CyberSource has announced the results of its latest annual survey of eCommerce fraud finding that "merchants in 2009 were fighting back against fraud, and seeing considerable evidence of success. U.S. and Canadian merchants expect to lose about $3.3 billion to eCommerce fraud this year, down from $4 billion last year. This is the first drop in estimated revenues lost since 2003. The percentage of revenue merchants predict they will lose in 2009, on average, is 1.2%, the lowest estimate in the 11-year history of the survey."
“The eCommerce fraud picture has typically been one of worsening merchant losses,” said Doug Schwegman, CyberSource Director of Market and Customer Intelligence. “This year, merchants have won back some ground. In an economy where many predicted fraud challenges would increase, eCommerce merchants in the U.S. and Canada fared better than they have in the past against fraudulent online payment. There are still many ongoing challenges, including better and more sophisticated efforts on the part of fraudsters, but it is a pleasure to report on progress made.”
The survey suggests merchant success has come as a result of many factors, including greater use of automated decision tools to sort orders (67% used these in 2009, vs. 56% the year before). As one example, device fingerprinting, a means of identifying the source of orders by a computer’s operating characteristics (its “fingerprint”), almost tripled in use among merchants that do more than $25 million in online sales per year. 18% of those merchants used device fingerprinting in 2009, and nearly half the sample of large merchants (45%) say they will implement the technology in 2010. One-third of survey respondents this year said they had changed their procedures to respond to fraudsters and 68% now track the success of orders they have manually reviewed to get a better understanding of their fraud management and a means of improving results. Last year, only 54% of merchants tracked those successes and failures.
Vigilance is still key for merchants in an arena that will give up over $3 billion to fraud. One in five respondents said that fraud schemes were increasingly complex this year, and almost half say fraudulent orders appeared “cleaner” (more like valid orders) than in the year preceding. Mid-sized merchants, those with eCommerce revenues of $5 million to $25 million, were hardest hit in 2009, with 1.3% of accepted orders resulting in a fraud loss. And while all industries showed the impact of fraud, by far the most challenged was consumer electronics with its abundance of small, typically expensive, easily “fenced” products. This segment had more than double the rejection rate (orders rejected due to their appearance of fraud) of the next highest group, rejecting 6.6% of orders received. Consumer electronics also reported the highest fraudulent order rate of any industry segment at 1.5%—67% higher than average.
Fifty-four percent of merchants now accept orders originating from outside the U.S. and Canada, up from 51% in 2008. Among that group, international orders comprise 21% of order volume—demonstrating the opportunity for online merchants not yet selling beyond U.S. and Canadian borders. Fraud has long been an inhibitor to companies looking to sell product or services abroad, but this year’s survey brings optimism. Fraud rates on international orders dropped 50% this year and order rejection rates dropped 30%. Though the fraud rate has gone down, it’s still double the domestic rate and order rejection rates are 7.7%, over three times the rate for domestic orders.
Seventy-two percent of merchants manually review orders and, on average, review 28% of the orders they process. But automation pays. Larger merchants use more automated tools than their smaller counterparts (7.3 tools this year, vs. 4.7 for the overall sample), and achieve lower manual review rates (15%). Companies with products that sell for $200 or more are less likely to allow automated systems to reject orders without manual review.

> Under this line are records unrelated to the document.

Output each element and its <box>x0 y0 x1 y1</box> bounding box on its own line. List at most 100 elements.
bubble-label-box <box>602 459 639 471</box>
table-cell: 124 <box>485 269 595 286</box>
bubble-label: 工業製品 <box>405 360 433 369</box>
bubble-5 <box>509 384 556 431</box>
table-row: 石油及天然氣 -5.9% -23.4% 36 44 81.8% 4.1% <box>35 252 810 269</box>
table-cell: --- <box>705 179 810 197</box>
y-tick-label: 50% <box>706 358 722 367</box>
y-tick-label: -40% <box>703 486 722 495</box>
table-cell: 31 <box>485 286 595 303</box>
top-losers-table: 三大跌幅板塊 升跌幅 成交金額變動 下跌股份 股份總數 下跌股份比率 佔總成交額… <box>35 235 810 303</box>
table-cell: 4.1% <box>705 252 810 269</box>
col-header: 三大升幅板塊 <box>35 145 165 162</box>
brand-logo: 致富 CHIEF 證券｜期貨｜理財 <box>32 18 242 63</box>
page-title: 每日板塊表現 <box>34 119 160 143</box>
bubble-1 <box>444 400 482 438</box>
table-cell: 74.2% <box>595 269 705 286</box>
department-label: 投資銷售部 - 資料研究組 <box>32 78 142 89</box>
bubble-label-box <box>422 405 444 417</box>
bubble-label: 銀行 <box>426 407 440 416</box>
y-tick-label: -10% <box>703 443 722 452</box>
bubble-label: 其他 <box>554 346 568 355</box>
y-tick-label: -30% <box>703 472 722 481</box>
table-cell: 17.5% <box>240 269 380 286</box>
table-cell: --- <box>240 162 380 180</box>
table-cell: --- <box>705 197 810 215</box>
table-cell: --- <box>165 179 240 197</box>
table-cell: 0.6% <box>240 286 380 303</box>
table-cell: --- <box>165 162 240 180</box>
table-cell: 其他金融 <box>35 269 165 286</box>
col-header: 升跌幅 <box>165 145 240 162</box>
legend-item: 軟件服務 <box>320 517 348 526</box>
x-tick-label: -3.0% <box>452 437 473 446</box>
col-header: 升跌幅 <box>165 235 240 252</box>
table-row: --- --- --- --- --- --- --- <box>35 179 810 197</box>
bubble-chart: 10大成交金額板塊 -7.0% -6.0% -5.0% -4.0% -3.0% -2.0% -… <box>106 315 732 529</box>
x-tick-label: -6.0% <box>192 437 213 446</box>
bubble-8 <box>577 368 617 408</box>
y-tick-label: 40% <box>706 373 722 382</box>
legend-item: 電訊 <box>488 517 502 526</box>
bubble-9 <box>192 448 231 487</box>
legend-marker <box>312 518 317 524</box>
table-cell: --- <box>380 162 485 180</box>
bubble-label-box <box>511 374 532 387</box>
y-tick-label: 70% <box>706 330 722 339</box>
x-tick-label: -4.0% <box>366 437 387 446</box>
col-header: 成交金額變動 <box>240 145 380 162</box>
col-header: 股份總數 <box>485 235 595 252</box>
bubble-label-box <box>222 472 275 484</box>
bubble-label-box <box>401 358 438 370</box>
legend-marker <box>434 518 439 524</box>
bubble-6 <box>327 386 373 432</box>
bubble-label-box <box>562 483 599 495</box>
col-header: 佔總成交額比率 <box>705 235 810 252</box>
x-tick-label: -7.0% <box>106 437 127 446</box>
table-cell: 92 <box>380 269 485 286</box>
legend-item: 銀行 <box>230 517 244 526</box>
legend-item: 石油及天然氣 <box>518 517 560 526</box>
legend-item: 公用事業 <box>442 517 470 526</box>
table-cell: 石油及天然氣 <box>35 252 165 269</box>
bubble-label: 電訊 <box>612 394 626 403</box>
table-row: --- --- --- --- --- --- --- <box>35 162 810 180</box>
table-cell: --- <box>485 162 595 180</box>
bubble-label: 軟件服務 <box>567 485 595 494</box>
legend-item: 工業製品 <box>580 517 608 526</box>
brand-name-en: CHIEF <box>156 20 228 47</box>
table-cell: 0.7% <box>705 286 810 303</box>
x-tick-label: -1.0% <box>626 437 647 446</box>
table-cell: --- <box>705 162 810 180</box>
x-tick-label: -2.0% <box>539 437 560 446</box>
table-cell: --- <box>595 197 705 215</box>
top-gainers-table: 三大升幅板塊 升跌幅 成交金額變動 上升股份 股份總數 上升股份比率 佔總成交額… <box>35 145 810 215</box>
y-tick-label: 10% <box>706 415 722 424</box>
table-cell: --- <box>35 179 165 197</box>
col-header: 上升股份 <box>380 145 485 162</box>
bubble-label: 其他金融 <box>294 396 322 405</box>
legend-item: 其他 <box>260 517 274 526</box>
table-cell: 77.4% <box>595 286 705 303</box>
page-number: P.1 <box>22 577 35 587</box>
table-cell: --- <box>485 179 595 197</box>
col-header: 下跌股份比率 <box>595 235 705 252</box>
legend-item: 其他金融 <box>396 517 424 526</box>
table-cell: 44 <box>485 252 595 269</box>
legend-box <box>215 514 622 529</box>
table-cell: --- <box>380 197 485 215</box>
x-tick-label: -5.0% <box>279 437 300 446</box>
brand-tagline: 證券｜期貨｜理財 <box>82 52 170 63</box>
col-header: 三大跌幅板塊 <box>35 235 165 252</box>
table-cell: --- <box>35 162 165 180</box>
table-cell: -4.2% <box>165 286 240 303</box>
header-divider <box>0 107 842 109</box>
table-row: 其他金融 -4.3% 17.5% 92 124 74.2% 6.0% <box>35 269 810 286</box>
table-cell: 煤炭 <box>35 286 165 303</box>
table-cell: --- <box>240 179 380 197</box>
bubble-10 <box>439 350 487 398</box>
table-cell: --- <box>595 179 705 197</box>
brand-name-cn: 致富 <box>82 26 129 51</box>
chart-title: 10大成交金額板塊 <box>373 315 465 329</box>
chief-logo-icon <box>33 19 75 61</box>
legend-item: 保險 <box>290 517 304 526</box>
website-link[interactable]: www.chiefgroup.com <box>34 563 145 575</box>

When asked about priorities for the year ahead, 60% of merchants with eCommerce sales greater than $5 million said their top priority was improving the automated detection and sorting capabilities of their systems. Twenty percent said they were looking to improve their process analytics capabilities, and 16% are focused on streamlining the tasks and workflow around manual review.

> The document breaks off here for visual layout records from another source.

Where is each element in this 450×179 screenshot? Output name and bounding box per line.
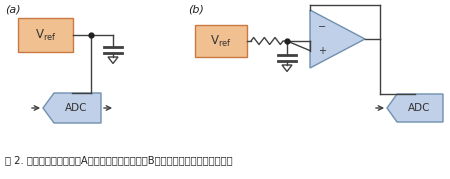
Polygon shape: [310, 10, 365, 68]
Text: ADC: ADC: [408, 103, 430, 113]
Text: −: −: [318, 22, 326, 32]
Text: ADC: ADC: [65, 103, 87, 113]
Text: (b): (b): [188, 4, 204, 14]
Text: (a): (a): [5, 4, 21, 14]
Text: 图 2. 电压基准通常需要（A）一只旁路电容，或（B）一只带缓冲放大器的电容。: 图 2. 电压基准通常需要（A）一只旁路电容，或（B）一只带缓冲放大器的电容。: [5, 155, 233, 165]
Bar: [195, 25, 247, 57]
Bar: [18, 18, 73, 52]
Polygon shape: [43, 93, 101, 123]
Polygon shape: [387, 94, 443, 122]
Text: V$_\mathregular{ref}$: V$_\mathregular{ref}$: [35, 27, 56, 43]
Text: +: +: [318, 46, 326, 56]
Text: V$_\mathregular{ref}$: V$_\mathregular{ref}$: [210, 33, 232, 49]
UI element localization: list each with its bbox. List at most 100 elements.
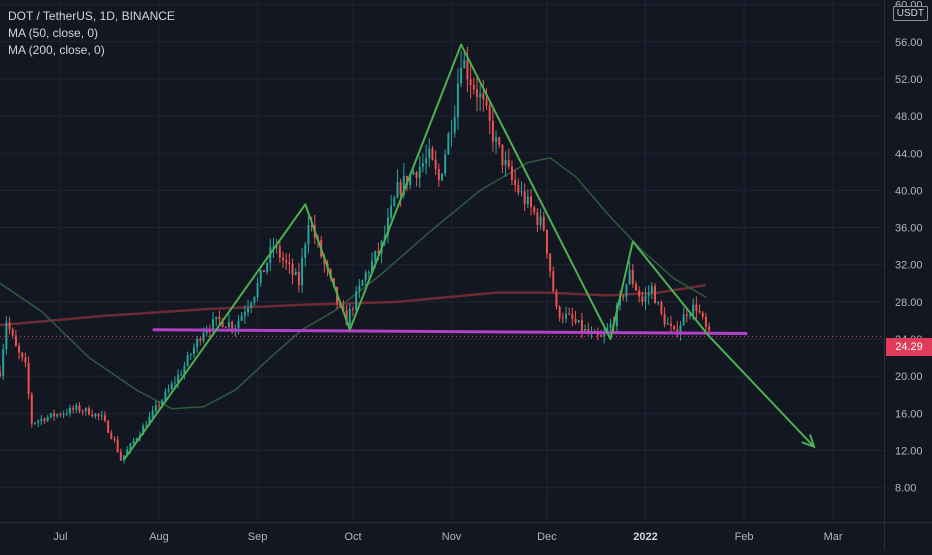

“This isn’t a battle that can ever be won outright,” continued Schwegman. “But we’re certainly going to make life difficult for the bad guys.” To obtain a copy of the survey results, please visit http://www.cybersource.com/fraudreport2010
The eleventh annual CyberSource fraud survey was commissioned by CyberSource Corporation. The survey was fielded September 10 through October 7, 2009 and yielded 352 qualified and complete responses. The sample was drawn from a database of companies involved in electronic commerce activities. Incentives to respondents included a summary of the research.